Under the CBAM, Cosbey said producers should register their operations in an EU-maintained central database with basic information.
He said they need to commission an accredited verifier to assess each installation’s greenhouse gas (GHG)-intensity for specific goods and provide this information to authorized declarants.
“Submitting the resulting data is technically the importer’s responsibility but in practice, importers will demand this data from producers,” he added.
Cosbey said importers, which are called declarants, on the other hand, have to apply for an authorization to import CBAM-covered goods before importing.
“When you receive that authorization, you are an authorized declarant. By May 31 of each year, all authorized declarants have to submit a report which basically says CBAM goods they import during that year and how many tonnes of GHG were embedded in that goods.

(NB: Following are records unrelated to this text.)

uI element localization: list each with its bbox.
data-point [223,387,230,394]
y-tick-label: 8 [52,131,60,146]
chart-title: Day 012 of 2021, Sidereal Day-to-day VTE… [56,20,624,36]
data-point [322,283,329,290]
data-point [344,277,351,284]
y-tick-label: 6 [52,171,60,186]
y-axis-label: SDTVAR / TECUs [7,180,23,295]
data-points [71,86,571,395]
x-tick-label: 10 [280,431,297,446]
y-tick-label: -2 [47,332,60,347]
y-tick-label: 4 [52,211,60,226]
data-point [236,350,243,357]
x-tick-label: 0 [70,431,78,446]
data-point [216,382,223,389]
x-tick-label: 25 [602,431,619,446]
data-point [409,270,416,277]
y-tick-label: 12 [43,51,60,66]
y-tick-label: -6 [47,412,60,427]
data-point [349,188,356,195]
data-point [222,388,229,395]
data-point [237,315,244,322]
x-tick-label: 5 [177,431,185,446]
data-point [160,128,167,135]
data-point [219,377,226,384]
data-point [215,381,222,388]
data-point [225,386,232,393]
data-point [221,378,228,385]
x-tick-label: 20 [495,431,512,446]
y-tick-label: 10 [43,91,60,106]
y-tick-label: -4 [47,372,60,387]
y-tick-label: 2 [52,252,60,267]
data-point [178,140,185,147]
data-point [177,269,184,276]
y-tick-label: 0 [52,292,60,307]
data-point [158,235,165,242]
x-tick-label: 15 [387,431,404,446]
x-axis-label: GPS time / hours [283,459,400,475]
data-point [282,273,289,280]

And then they submit CBAM certificates equal to the number of tonnes of embedded carbon,” he added.
Cosbey said the Philippine government and institutions like ITC have the ability to help Filipino exporters take advantage of the opportunities and avoid the risks involved in instruments like the CBAM.
He said exporting country policy options are compiling statistics on national sectoral emissions and transmitting to the EU, lobbying the EU to support exporters’ costs of certifying data and build exporters’ capacity to comply with CBAM, and building exporters’ capacity for internal carbon accounting.
Others include lobbying in the World Trade Organization (WTO) and elsewhere for coordination among countries considering CBAM, ramping up existing support for industrial transformation in energy-intensive, trade-exposed sectors, and putting in place national carbon pricing, he added.
Cosbey said the Philippine government can be a conduit of information for Philippine exporters on the CBAM and other types of legislation in the pipeline.